Es wird viel über Chancengleichheit zwischen Männern und Frauen gesprochen. Wie sieht es mit Chancengleichheit unter Frauen aus? Welche Unterschiede gibt es?
Seit vielen Dekaden und insbesondere in der dritten Welle des Feminismus wurden die feministischen, antikolonialen, intersektionalen Kämpfe und die damit einhergehenden Vorschläge und Praktiken für gerechtere Gesellschaftsentwürfe von BIPoC und LGBTIQ- Aktivist*innen in den Ländern der westlichen Welt immer sichtbarer, dennoch bestehen weiterhin deutliche Unterschiede was den Zugang zu Ressourcen und die Möglichkeiten, ein gesundes, sicheres und würdevolles Leben führen zu können angeht.

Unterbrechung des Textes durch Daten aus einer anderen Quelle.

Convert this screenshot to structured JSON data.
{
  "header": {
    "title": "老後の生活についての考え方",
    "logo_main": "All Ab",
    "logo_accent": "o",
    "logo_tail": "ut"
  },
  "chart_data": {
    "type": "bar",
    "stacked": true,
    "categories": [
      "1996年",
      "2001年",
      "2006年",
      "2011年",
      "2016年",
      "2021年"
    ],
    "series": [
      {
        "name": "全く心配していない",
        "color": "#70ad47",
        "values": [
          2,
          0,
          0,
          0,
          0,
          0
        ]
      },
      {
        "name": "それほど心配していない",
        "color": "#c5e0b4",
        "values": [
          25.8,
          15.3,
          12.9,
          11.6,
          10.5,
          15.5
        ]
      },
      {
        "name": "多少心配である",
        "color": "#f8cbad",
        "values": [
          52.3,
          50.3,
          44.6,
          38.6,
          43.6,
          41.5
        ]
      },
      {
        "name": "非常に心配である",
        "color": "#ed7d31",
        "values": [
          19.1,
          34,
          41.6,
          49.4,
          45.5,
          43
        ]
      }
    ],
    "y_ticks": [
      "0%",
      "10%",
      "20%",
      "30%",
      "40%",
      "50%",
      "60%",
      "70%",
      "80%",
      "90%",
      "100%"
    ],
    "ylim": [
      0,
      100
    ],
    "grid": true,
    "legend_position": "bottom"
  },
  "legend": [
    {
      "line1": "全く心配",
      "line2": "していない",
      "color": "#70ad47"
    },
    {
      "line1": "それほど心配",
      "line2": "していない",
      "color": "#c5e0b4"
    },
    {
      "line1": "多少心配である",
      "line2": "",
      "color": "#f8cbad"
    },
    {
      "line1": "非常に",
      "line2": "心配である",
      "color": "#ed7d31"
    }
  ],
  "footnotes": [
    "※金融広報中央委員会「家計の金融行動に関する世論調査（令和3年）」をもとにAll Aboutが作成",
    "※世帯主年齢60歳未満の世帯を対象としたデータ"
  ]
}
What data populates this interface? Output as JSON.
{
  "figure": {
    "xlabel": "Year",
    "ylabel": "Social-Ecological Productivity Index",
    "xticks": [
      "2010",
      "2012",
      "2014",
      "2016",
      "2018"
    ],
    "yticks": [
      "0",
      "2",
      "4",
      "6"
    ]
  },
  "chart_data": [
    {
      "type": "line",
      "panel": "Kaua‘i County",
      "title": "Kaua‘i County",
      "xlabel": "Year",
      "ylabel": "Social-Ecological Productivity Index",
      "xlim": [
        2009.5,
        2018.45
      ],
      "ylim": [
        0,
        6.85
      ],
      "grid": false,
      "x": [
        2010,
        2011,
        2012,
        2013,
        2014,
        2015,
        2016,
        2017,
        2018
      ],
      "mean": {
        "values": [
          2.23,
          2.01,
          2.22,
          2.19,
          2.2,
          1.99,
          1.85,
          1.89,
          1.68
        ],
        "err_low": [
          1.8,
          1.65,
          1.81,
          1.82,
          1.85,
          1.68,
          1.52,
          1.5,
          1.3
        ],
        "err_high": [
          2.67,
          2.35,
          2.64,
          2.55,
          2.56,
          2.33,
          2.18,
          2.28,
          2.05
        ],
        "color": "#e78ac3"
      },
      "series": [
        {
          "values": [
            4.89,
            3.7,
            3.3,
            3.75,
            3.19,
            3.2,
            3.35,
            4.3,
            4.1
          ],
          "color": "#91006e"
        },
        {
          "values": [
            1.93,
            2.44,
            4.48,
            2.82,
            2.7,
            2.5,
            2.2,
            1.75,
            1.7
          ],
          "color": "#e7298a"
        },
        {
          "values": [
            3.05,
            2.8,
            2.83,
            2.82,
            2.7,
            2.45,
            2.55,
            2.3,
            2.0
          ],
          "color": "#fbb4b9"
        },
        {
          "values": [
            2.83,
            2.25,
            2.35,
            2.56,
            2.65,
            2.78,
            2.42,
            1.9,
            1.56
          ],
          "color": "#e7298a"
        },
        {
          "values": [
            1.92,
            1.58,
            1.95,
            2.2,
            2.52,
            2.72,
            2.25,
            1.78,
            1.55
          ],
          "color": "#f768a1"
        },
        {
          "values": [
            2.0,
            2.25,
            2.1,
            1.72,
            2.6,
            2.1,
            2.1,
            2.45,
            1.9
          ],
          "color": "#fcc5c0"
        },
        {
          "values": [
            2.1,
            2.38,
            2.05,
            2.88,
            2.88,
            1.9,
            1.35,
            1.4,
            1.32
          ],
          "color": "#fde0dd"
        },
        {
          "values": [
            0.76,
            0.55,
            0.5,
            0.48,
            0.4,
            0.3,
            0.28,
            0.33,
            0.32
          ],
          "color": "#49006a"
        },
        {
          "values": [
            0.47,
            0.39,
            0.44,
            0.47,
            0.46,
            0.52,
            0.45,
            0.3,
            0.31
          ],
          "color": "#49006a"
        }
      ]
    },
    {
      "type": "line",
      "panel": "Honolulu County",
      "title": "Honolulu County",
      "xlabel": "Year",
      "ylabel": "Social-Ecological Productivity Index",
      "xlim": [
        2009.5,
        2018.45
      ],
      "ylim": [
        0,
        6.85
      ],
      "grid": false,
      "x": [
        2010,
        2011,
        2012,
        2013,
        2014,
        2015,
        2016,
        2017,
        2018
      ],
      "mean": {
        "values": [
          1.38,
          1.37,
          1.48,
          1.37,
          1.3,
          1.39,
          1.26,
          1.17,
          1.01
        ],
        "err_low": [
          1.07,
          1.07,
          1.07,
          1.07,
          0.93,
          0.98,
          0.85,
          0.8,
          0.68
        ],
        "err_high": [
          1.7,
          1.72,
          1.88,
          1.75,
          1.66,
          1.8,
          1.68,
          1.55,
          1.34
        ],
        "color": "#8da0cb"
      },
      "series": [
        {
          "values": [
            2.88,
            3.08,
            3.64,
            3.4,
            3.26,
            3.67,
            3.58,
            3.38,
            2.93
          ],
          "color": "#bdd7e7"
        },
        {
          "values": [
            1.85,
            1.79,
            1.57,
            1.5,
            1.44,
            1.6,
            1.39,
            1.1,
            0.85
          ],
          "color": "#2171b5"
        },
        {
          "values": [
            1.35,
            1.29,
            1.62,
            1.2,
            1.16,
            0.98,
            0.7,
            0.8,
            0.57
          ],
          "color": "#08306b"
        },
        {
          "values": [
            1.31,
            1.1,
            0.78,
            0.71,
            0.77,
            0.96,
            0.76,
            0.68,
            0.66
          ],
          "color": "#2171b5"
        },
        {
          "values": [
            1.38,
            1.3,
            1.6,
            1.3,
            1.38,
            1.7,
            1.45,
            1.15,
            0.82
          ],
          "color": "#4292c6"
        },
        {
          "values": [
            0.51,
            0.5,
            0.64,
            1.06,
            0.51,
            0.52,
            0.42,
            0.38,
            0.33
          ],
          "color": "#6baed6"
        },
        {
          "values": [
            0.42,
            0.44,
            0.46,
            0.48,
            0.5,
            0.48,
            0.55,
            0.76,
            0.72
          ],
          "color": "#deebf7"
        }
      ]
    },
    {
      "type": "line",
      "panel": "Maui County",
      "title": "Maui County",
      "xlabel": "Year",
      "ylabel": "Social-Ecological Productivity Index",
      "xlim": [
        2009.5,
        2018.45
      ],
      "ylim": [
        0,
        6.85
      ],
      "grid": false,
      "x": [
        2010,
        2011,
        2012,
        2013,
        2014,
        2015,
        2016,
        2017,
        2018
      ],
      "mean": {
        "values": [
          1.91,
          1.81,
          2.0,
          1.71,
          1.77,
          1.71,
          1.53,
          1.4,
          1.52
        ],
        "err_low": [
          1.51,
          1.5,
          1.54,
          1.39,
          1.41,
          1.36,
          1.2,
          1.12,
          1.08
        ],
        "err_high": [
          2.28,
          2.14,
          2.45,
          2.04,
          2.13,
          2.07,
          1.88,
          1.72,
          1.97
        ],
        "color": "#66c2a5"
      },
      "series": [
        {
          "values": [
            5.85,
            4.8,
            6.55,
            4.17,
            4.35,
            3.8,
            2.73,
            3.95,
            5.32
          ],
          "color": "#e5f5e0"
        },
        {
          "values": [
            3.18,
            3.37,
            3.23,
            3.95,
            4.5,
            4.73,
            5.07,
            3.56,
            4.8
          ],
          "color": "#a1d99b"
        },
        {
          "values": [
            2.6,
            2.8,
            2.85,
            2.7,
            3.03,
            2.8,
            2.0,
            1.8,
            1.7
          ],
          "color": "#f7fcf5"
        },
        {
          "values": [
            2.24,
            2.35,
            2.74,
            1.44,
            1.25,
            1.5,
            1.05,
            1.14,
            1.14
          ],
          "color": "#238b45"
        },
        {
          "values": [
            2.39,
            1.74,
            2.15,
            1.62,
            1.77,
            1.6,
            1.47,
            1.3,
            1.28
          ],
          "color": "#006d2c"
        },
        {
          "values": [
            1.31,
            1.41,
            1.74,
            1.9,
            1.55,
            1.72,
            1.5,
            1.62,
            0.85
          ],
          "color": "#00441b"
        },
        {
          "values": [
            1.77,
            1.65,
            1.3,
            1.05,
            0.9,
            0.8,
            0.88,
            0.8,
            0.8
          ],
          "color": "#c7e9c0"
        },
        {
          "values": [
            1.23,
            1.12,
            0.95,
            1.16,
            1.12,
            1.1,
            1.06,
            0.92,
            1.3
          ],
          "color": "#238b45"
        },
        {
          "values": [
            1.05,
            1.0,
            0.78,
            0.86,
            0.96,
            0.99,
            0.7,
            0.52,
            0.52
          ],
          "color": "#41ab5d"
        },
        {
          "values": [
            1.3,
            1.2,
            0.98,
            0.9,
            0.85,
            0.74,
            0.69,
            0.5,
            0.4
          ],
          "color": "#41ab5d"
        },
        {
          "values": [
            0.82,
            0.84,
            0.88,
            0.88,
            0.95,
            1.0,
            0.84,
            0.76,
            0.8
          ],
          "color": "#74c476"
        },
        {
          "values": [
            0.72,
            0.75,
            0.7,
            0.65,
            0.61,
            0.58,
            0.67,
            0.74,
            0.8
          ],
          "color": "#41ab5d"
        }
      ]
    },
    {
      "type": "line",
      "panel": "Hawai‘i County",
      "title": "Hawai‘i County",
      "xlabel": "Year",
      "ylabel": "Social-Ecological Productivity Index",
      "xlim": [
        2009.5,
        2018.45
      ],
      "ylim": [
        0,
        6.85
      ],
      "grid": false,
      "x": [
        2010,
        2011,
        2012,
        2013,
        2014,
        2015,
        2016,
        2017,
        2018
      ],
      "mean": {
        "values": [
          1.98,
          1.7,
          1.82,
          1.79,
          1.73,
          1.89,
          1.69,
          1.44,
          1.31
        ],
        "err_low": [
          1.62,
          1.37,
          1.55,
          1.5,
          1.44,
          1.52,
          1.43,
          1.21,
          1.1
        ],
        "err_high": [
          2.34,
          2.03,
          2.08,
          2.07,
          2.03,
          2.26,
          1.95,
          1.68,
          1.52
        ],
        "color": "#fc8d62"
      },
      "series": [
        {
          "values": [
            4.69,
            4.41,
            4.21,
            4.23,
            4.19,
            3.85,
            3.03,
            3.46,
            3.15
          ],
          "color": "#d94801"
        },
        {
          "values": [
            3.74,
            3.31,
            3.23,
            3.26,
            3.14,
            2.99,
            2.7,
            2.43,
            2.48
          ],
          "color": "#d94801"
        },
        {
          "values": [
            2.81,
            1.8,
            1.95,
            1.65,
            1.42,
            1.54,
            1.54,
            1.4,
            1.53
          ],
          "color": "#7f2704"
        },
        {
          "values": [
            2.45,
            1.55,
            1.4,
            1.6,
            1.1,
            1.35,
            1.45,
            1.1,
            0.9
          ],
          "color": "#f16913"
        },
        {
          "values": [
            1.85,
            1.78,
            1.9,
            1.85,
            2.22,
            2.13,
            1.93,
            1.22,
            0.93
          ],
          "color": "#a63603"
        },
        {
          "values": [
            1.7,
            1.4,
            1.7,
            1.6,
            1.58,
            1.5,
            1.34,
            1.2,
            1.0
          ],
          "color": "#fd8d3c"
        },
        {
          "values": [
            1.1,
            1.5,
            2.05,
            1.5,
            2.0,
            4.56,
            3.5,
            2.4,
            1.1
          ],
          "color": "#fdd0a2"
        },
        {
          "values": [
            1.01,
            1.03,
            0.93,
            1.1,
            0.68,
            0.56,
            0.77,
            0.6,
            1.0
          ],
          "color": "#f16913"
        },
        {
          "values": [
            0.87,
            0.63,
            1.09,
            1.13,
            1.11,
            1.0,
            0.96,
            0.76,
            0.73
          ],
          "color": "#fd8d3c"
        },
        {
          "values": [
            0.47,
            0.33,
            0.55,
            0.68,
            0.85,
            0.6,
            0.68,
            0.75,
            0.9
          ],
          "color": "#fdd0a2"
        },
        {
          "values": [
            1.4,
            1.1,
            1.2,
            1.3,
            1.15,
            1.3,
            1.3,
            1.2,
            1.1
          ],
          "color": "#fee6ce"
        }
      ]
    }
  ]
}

Der bürgerliche, weiße Feminismus orientiert sich am neoliberalen Staat und Kapitalismus, es gibt einzelne „Gewinner*innen“ die in Managementabteilungen ganz oben sitzen und einen zunehmenden liberalen Tokenism im Namen der Vielfalt, der für die soziale Mobilität einiger weniger verantwortlich ist, die sich in bürgerlichen Berufen etablieren und somit häufig systemstabilisierend und legimitierend wirken. Es gibt nach wie vor in Deutschland keine soliden rechtlichen Grundlagen, die Mehrfachdiskriminierung adäquat adressieren. In vielen lokalen Antidiskriminierungsstellen arbeiten beispielsweise selbst von Mehrfachdiskriminierung betroffene Menschen auf sehr prekären 25 oder 50 Prozent Stellen. Daran zeigt sich, dass das gesellschaftliche Interesse, Ungleichheits- und Ausbeutungsverhältnisse zu verändern nicht ausreichend vorhanden ist, sondern ganz im Gegenteil deren Aufrechterhaltung als profitabel angesehen wird, denn die schlecht bezahlten Jobs machen weiterhin vor allem migrantische Frauen mit unsicheren Arbeits- und Aufenthaltsbestimmungen.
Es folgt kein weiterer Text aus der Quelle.